Hierarchical macro-/meso-/microporous oxygen-doped carbon derived from sodium alginate: A cost-effective biomass material for binder-free supercapacitors

Abstract

Three-dimensional porous scaffolds doped with the heteroatoms show excellent performances in energy conversion and storage. Herein, we report a green synthesis approach to construct the oxygen-doped porous carbon electrodes by carbonizing the oxygen-rich biomass material, sodium alginate.

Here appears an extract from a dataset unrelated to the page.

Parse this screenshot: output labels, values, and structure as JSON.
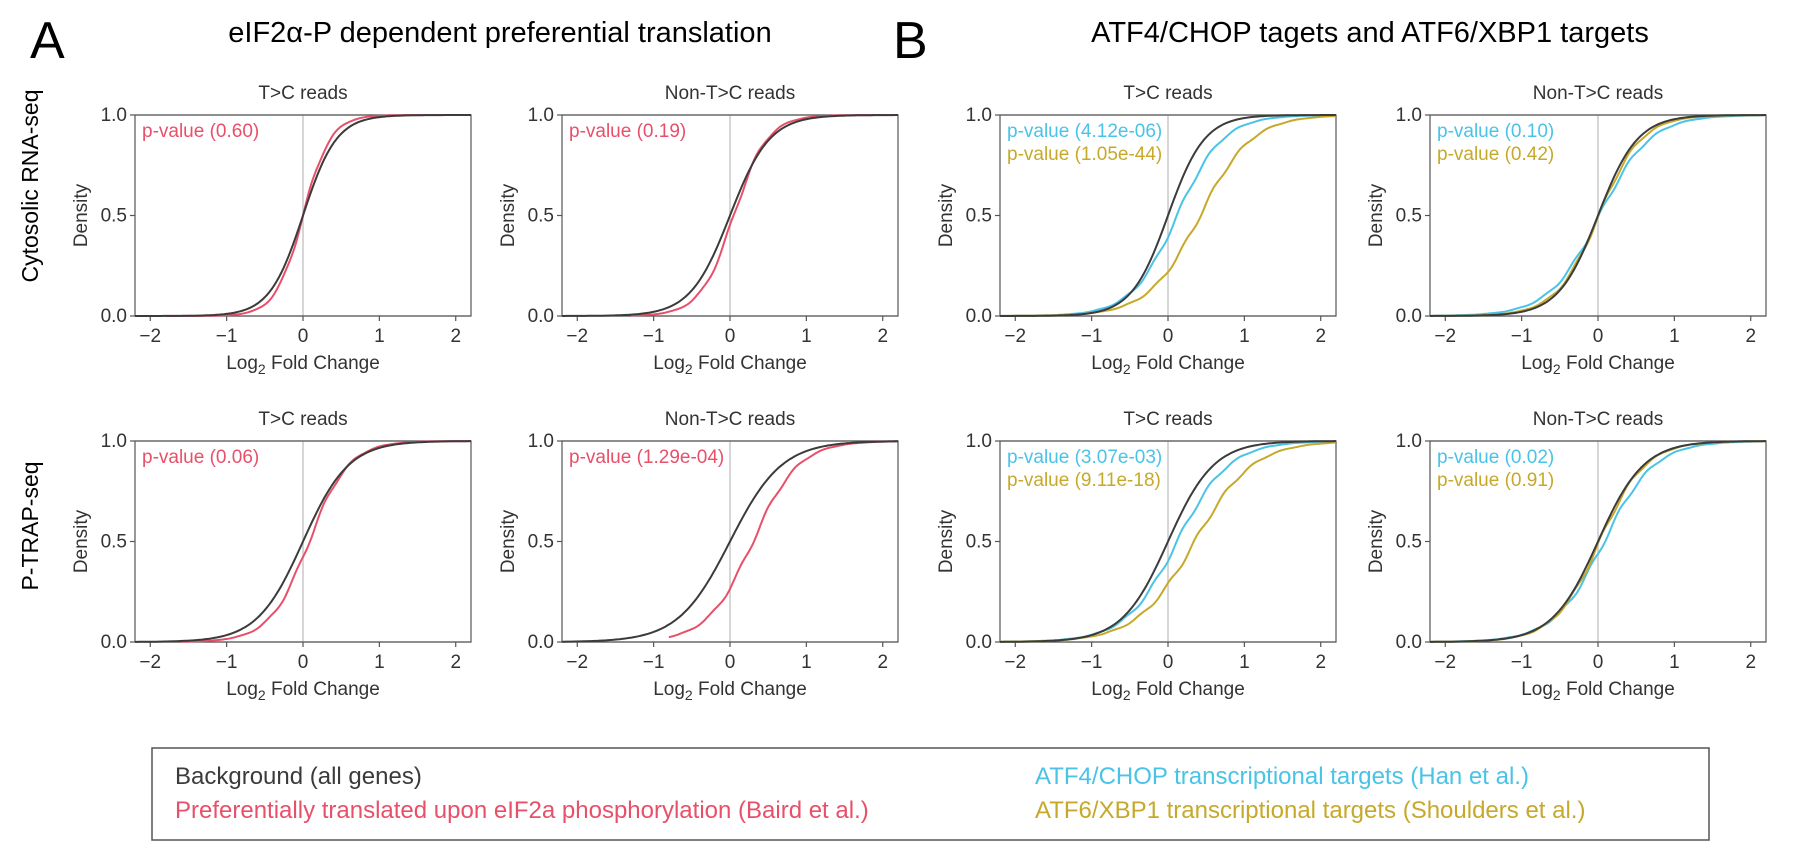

By precisely controlling the carbonization temperature and increasing the mole ratio of α-L-guluronic acid units/β-D-mannuronic acid units in sodium alginate, the morphology, oxygen content and electrical conductivity of the as-obtained carbonaceous electrode are well balanced. This electrode material delivers capacitance of up to 424.6 F g−1 in 6 M potassium hydroxide (KOH) electrolyte at 1 A g−1, and good cyclic stability with the capacitance retention of >90% after 20,000 charge-discharge cycles. Such excellent electrochemical performance can be attributed to both the unique hierarchical macro-/meso-/microporous structure and the presence of abundant oxygen-containing functional groups in the as-prepared carbonized sodium alginate aerogels. The capacitance of our oxygen-doped porous carbon electrodes is at least twice greater than those of other carbonaceous electrodes produced from biomass precursors reported in literatures. This work provides a facile, effective and environmental-friendly approach for the fabrication of high-performance heteroatom-doped carbon-based electrodes for supercapacitor applications.